Rescues such as ours find ourselves taking in and caring for animals from a myriad of circumstance. One such circumstance is the unwanted, the dumped and the neglected from the farming community. Our land, considerably smaller than the grandest of graziers, simply cannot be used to grow hay or grain. We too are amongst the hundreds of thousands of people that need such feed and are reliant on those apparently professional enough to grow it. We too have animals that require feeding and good health.

It's strange but we rescues have the same animals that are dying on the farming paddocks yet ours are not considered as important during "hay drives" or fundraising. Kind of the same.....but different in some peoples eyes. Well, we feel for ALL the victims of this disaster and our rescue animals certainly fit into that criteria. No Government funding or bail out grants, no semi trailer loads of donated hay, no "sausage sizzles" at hardware stores, rescue animals are somehow simply out of sight and out of mind.

Please, we ask you to remember us rescues. Remember the animals within, already saved from their own personal disaster, wandering paddocks needing exactly the same thing being chased for others. Remember the rescue operators, non profit and doing it off their own back struggling too to afford the one thing that their animals need to survive. We would go without on our own dinner table and give the shirt off our own backs to see our animals fed, healthy and happy. They deserve nothing less.

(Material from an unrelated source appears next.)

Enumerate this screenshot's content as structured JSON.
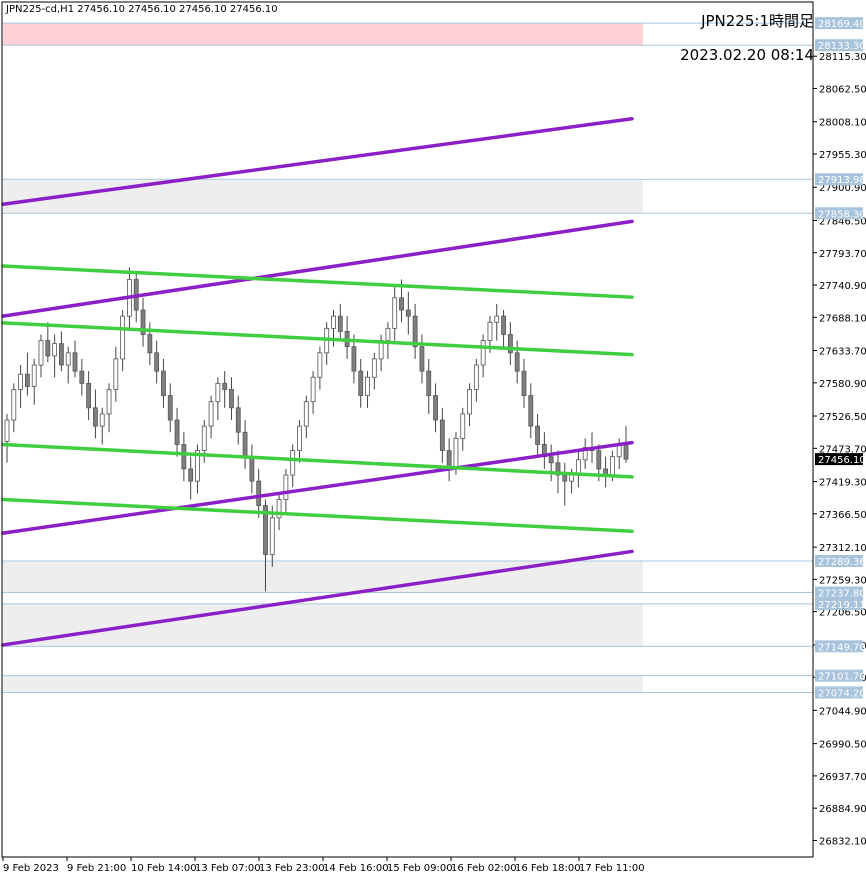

As part of our fundraising we currently have the "Shout Us A Round" initiative. This is a simple method where people can help by either donating towards a hay "round" or "square" or by physically shouting us some hay. Never before have we needed such help. Please make contact should you be able to assist in any way and rest assured that we can organise our own transport if need be.

We do this all for the animals, the ones that can't understand that drought means no food. They matter to us and we're sure they matter to you. In time the drought will break. Over a couple of seasons things will return to normal but catastrophes are prevented by acting now in preparation.

Here, they are not things but rather somebody. Here they come to live a new life. Here they find FUREVER FARM - Where the voiceless come to speak.

 

Darren, Hayley & all the Furever Farm team.